Figures from the Ohio Department of Public Safety show 20,000 more semi trucks registered in the past two years. Nationwide, several million trucks carry freight ranging from steel and lumber to cars and produce. Brinson's been driving for 15 years and often criss-crosses Ohio. He says while the number of trucks has grown, more truck parking spots are needed at state-owned rest areas.

"And then mostly guys are not trying to park at truck stops, they're trying to get closer and closer to their place, to their destination before their time runs out," says Brinson. "They're actually parking at rest areas now"

Ohio has 1,350 truck parking stops at rest areas around the state. Ohio Department of Transportation spokesman, Matt Bruning, says there are no plans to add spaces.

"As we see truck traffic continue to increase that's something we can take a look at. But as of right now, there are just no plans to expand that capacity at this time," says Bruning.

An improving economy during the last several years is a contributing factor to demand for overnight truck parking. But, Bruning says so are recent federal rules limiting driving time.

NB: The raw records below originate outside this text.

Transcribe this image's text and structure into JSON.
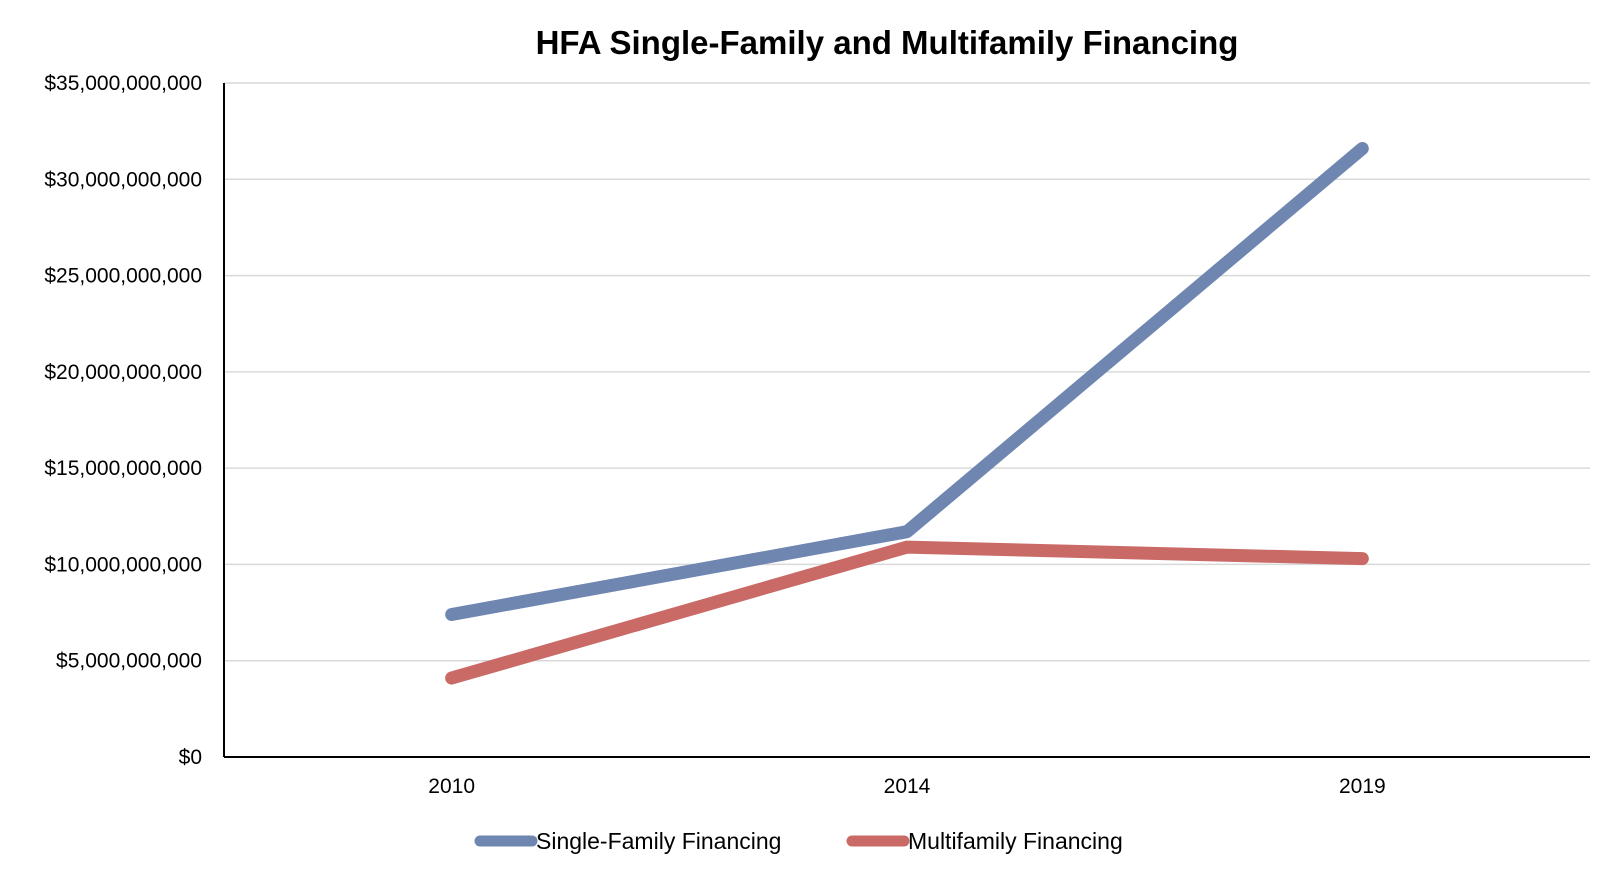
{
  "chart_data": {
    "type": "line",
    "title": "HFA Single-Family and Multifamily Financing",
    "xlabel": "",
    "ylabel": "",
    "categories": [
      "2010",
      "2014",
      "2019"
    ],
    "ylim": [
      0,
      35000000000
    ],
    "y_ticks": [
      {
        "value": 0,
        "label": "$0"
      },
      {
        "value": 5000000000,
        "label": "$5,000,000,000"
      },
      {
        "value": 10000000000,
        "label": "$10,000,000,000"
      },
      {
        "value": 15000000000,
        "label": "$15,000,000,000"
      },
      {
        "value": 20000000000,
        "label": "$20,000,000,000"
      },
      {
        "value": 25000000000,
        "label": "$25,000,000,000"
      },
      {
        "value": 30000000000,
        "label": "$30,000,000,000"
      },
      {
        "value": 35000000000,
        "label": "$35,000,000,000"
      }
    ],
    "grid": true,
    "legend_position": "bottom",
    "series": [
      {
        "name": "Single-Family Financing",
        "color": "#6e86b0",
        "values": [
          7400000000,
          11700000000,
          31600000000
        ]
      },
      {
        "name": "Multifamily Financing",
        "color": "#c96a67",
        "values": [
          4100000000,
          10900000000,
          10300000000
        ]
      }
    ]
  }
}
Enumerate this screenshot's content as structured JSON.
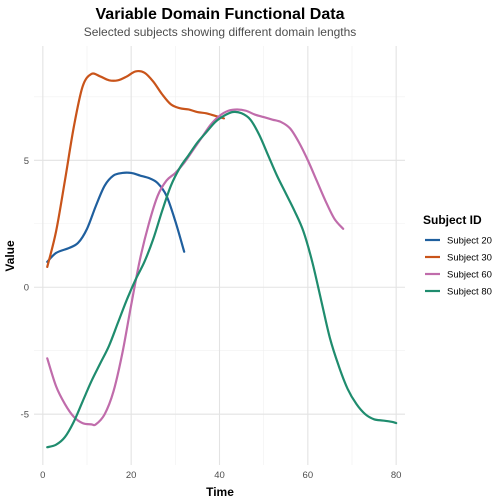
{
  "chart_data": {
    "type": "line",
    "title": "Variable Domain Functional Data",
    "subtitle": "Selected subjects showing different domain lengths",
    "xlabel": "Time",
    "ylabel": "Value",
    "xlim": [
      -2,
      82
    ],
    "ylim": [
      -7,
      9.5
    ],
    "xticks": [
      0,
      20,
      40,
      60,
      80
    ],
    "yticks": [
      -5,
      0,
      5
    ],
    "grid": true,
    "legend": {
      "title": "Subject ID",
      "position": "right"
    },
    "series": [
      {
        "name": "Subject 20",
        "color": "#1f5f9e",
        "points": [
          [
            1,
            1.0
          ],
          [
            3,
            1.35
          ],
          [
            6,
            1.55
          ],
          [
            8,
            1.75
          ],
          [
            10,
            2.3
          ],
          [
            12,
            3.2
          ],
          [
            14,
            4.0
          ],
          [
            16,
            4.4
          ],
          [
            18,
            4.5
          ],
          [
            20,
            4.5
          ],
          [
            22,
            4.4
          ],
          [
            24,
            4.3
          ],
          [
            26,
            4.1
          ],
          [
            28,
            3.6
          ],
          [
            30,
            2.6
          ],
          [
            32,
            1.4
          ]
        ]
      },
      {
        "name": "Subject 30",
        "color": "#c9541a",
        "points": [
          [
            1,
            0.8
          ],
          [
            3,
            2.2
          ],
          [
            5,
            4.2
          ],
          [
            7,
            6.3
          ],
          [
            9,
            7.9
          ],
          [
            11,
            8.4
          ],
          [
            13,
            8.3
          ],
          [
            15,
            8.15
          ],
          [
            17,
            8.15
          ],
          [
            19,
            8.3
          ],
          [
            21,
            8.5
          ],
          [
            23,
            8.45
          ],
          [
            25,
            8.1
          ],
          [
            27,
            7.6
          ],
          [
            29,
            7.2
          ],
          [
            31,
            7.05
          ],
          [
            33,
            7.0
          ],
          [
            35,
            6.9
          ],
          [
            37,
            6.85
          ],
          [
            39,
            6.75
          ],
          [
            41,
            6.65
          ]
        ]
      },
      {
        "name": "Subject 60",
        "color": "#c06cab",
        "points": [
          [
            1,
            -2.8
          ],
          [
            3,
            -3.9
          ],
          [
            5,
            -4.6
          ],
          [
            7,
            -5.1
          ],
          [
            9,
            -5.35
          ],
          [
            11,
            -5.4
          ],
          [
            12,
            -5.4
          ],
          [
            14,
            -5.0
          ],
          [
            16,
            -4.1
          ],
          [
            18,
            -2.6
          ],
          [
            20,
            -0.7
          ],
          [
            22,
            1.1
          ],
          [
            24,
            2.5
          ],
          [
            26,
            3.6
          ],
          [
            28,
            4.2
          ],
          [
            30,
            4.5
          ],
          [
            32,
            4.9
          ],
          [
            34,
            5.4
          ],
          [
            36,
            5.9
          ],
          [
            38,
            6.4
          ],
          [
            40,
            6.75
          ],
          [
            42,
            6.95
          ],
          [
            44,
            7.0
          ],
          [
            46,
            6.95
          ],
          [
            48,
            6.8
          ],
          [
            50,
            6.7
          ],
          [
            52,
            6.6
          ],
          [
            54,
            6.5
          ],
          [
            56,
            6.25
          ],
          [
            58,
            5.7
          ],
          [
            60,
            5.0
          ],
          [
            62,
            4.2
          ],
          [
            64,
            3.4
          ],
          [
            66,
            2.7
          ],
          [
            68,
            2.3
          ]
        ]
      },
      {
        "name": "Subject 80",
        "color": "#1f8c6e",
        "points": [
          [
            1,
            -6.3
          ],
          [
            3,
            -6.2
          ],
          [
            5,
            -5.9
          ],
          [
            7,
            -5.3
          ],
          [
            9,
            -4.5
          ],
          [
            11,
            -3.7
          ],
          [
            13,
            -3.0
          ],
          [
            15,
            -2.3
          ],
          [
            17,
            -1.4
          ],
          [
            19,
            -0.5
          ],
          [
            21,
            0.3
          ],
          [
            23,
            1.0
          ],
          [
            25,
            1.9
          ],
          [
            27,
            3.0
          ],
          [
            29,
            4.0
          ],
          [
            31,
            4.7
          ],
          [
            33,
            5.2
          ],
          [
            35,
            5.7
          ],
          [
            37,
            6.1
          ],
          [
            39,
            6.5
          ],
          [
            41,
            6.75
          ],
          [
            43,
            6.9
          ],
          [
            45,
            6.85
          ],
          [
            47,
            6.6
          ],
          [
            49,
            6.0
          ],
          [
            51,
            5.2
          ],
          [
            53,
            4.4
          ],
          [
            55,
            3.7
          ],
          [
            57,
            3.0
          ],
          [
            59,
            2.2
          ],
          [
            61,
            1.0
          ],
          [
            63,
            -0.5
          ],
          [
            65,
            -2.0
          ],
          [
            67,
            -3.1
          ],
          [
            69,
            -4.0
          ],
          [
            71,
            -4.6
          ],
          [
            73,
            -5.0
          ],
          [
            75,
            -5.2
          ],
          [
            77,
            -5.25
          ],
          [
            79,
            -5.3
          ],
          [
            80,
            -5.35
          ]
        ]
      }
    ]
  }
}
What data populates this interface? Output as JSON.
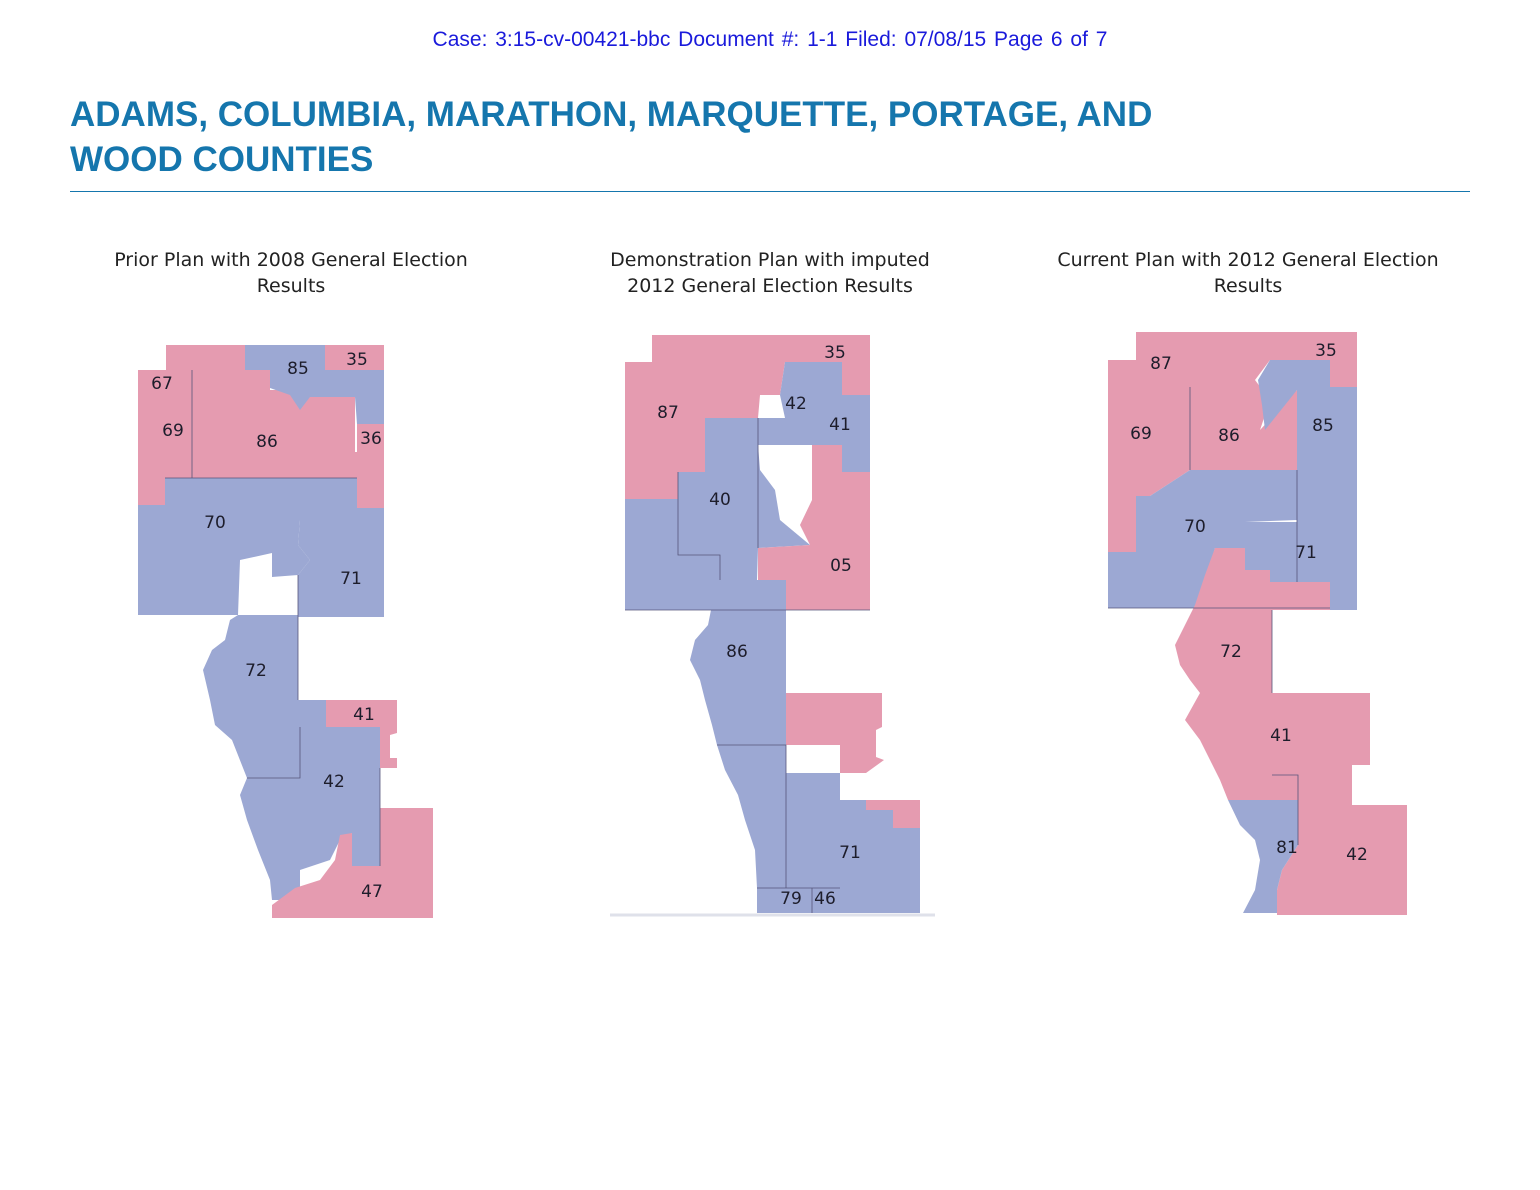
{
  "header": {
    "case_line": "Case: 3:15-cv-00421-bbc   Document #: 1-1   Filed: 07/08/15   Page 6 of 7"
  },
  "title": {
    "line1": "ADAMS, COLUMBIA, MARATHON, MARQUETTE, PORTAGE, AND",
    "line2": "WOOD COUNTIES"
  },
  "colors": {
    "republican": "#e59bb0",
    "democratic": "#9ca8d3",
    "title": "#1576ad",
    "header_link": "#1a1adb"
  },
  "maps": [
    {
      "caption_line1": "Prior Plan with 2008 General Election",
      "caption_line2": "Results",
      "district_labels": [
        "85",
        "35",
        "67",
        "69",
        "86",
        "36",
        "70",
        "71",
        "72",
        "41",
        "42",
        "47"
      ]
    },
    {
      "caption_line1": "Demonstration Plan with imputed",
      "caption_line2": "2012 General Election Results",
      "district_labels": [
        "35",
        "87",
        "42",
        "41",
        "40",
        "05",
        "86",
        "71",
        "79",
        "46"
      ]
    },
    {
      "caption_line1": "Current Plan with 2012 General Election",
      "caption_line2": "Results",
      "district_labels": [
        "87",
        "35",
        "69",
        "86",
        "85",
        "70",
        "71",
        "72",
        "41",
        "81",
        "42"
      ]
    }
  ]
}
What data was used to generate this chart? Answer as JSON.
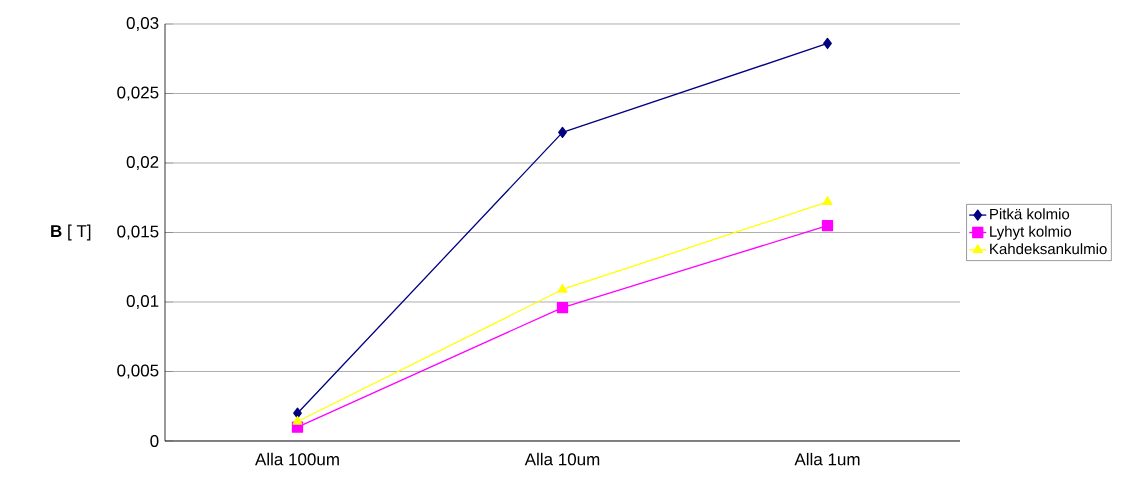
{
  "chart_data": {
    "type": "line",
    "ylabel": "**B** [ T]",
    "categories": [
      "Alla 100um",
      "Alla 10um",
      "Alla 1um"
    ],
    "series": [
      {
        "name": "Pitkä kolmio",
        "color": "#000080",
        "marker": "diamond",
        "values": [
          0.002,
          0.0222,
          0.0286
        ]
      },
      {
        "name": "Lyhyt kolmio",
        "color": "#ff00ff",
        "marker": "square",
        "values": [
          0.001,
          0.0096,
          0.0155
        ]
      },
      {
        "name": "Kahdeksankulmio",
        "color": "#ffff00",
        "marker": "triangle",
        "values": [
          0.0014,
          0.0109,
          0.0172
        ]
      }
    ],
    "ylim": [
      0,
      0.03
    ],
    "yticks": [
      {
        "value": 0,
        "label": "0"
      },
      {
        "value": 0.005,
        "label": "0,005"
      },
      {
        "value": 0.01,
        "label": "0,01"
      },
      {
        "value": 0.015,
        "label": "0,015"
      },
      {
        "value": 0.02,
        "label": "0,02"
      },
      {
        "value": 0.025,
        "label": "0,025"
      },
      {
        "value": 0.03,
        "label": "0,03"
      }
    ],
    "grid": "y",
    "legend": "right",
    "line_style": "solid"
  }
}
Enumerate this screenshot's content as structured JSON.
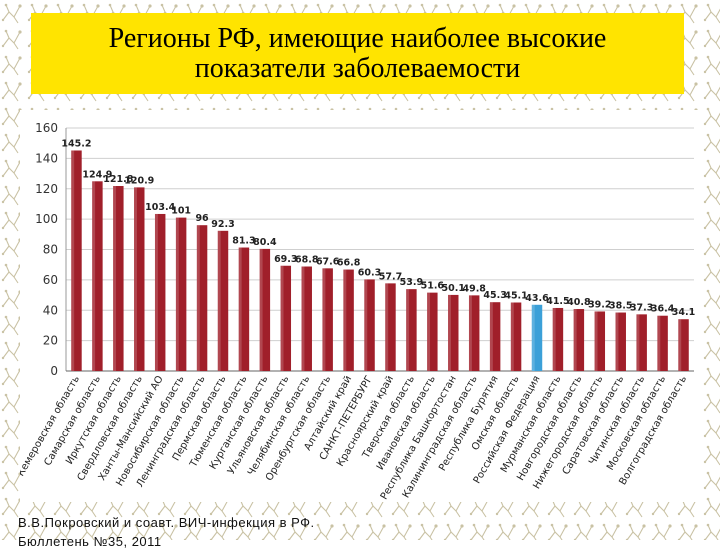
{
  "slide": {
    "title_line1": "Регионы РФ, имеющие наиболее высокие",
    "title_line2": "показатели заболеваемости",
    "footer_line1": "В.В.Покровский и соавт. ВИЧ-инфекция в РФ.",
    "footer_line2": "Бюллетень №35, 2011"
  },
  "colors": {
    "bar": "#a01f2a",
    "highlight": "#3ba0d8",
    "title_bg": "#ffe400"
  },
  "chart_data": {
    "type": "bar",
    "title": "",
    "xlabel": "",
    "ylabel": "",
    "ylim": [
      0,
      160
    ],
    "yticks": [
      0,
      20,
      40,
      60,
      80,
      100,
      120,
      140,
      160
    ],
    "grid": true,
    "categories": [
      "Кемеровская область",
      "Самарская область",
      "Иркутская область",
      "Свердловская область",
      "Ханты-Мансийский АО",
      "Новосибирская область",
      "Ленинградская область",
      "Пермская область",
      "Тюменская область",
      "Курганская область",
      "Ульяновская область",
      "Челябинская область",
      "Оренбургская область",
      "Алтайский край",
      "САНКТ-ПЕТЕРБУРГ",
      "Красноярский край",
      "Тверская область",
      "Ивановская область",
      "Республика Башкортостан",
      "Калининградская область",
      "Республика Бурятия",
      "Омская область",
      "Российская Федерация",
      "Мурманская область",
      "Новгородская область",
      "Нижегородская область",
      "Саратовская область",
      "Читинская область",
      "Московская область",
      "Волгоградская область"
    ],
    "values": [
      145.2,
      124.9,
      121.8,
      120.9,
      103.4,
      101,
      96,
      92.3,
      81.3,
      80.4,
      69.3,
      68.8,
      67.6,
      66.8,
      60.3,
      57.7,
      53.9,
      51.6,
      50.1,
      49.8,
      45.3,
      45.1,
      43.6,
      41.5,
      40.8,
      39.2,
      38.5,
      37.3,
      36.4,
      34.1
    ],
    "value_labels": [
      "145.2",
      "124.9",
      "121.8",
      "120.9",
      "103.4",
      "101",
      "96",
      "92.3",
      "81.3",
      "80.4",
      "69.3",
      "68.8",
      "67.6",
      "66.8",
      "60.3",
      "57.7",
      "53.9",
      "51.6",
      "50.1",
      "49.8",
      "45.3",
      "45.1",
      "43.6",
      "41.5",
      "40.8",
      "39.2",
      "38.5",
      "37.3",
      "36.4",
      "34.1"
    ],
    "highlight_category": "Российская Федерация"
  }
}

"We know that truckers are under these mandates to only be on the road for a certain period of time, they do need a place to park and we recognize that," Bruning says. "So it looks like a lot of them are obviously utilizing those free rest areas that we have along the interstates and the other highways here in the state of Ohio."

Brinson explains that most trucks are now equipped with GPS and electronic logs. Drivers have to pull over for mandated breaks while driving. Otherwise, both drivers and the companies that employ them face stiff fines and penalties. The rules have changed driver behaviour.

"When I first started  everybody was going haywire, you know, you get to do what you want to do, you had guys that drank a lot of coffee. But now, it's more relaxing. You can actually do your job and be more relaxed and more energized," Brinson says.

Brinson  prefers the free rest areas operated by the state. When stopping overnight he looks for a quieter roadside rest area than commercial truck stops with constant noise and bright lights. As he pulls out of the Delaware County rest stop, he's headed for upstate New York.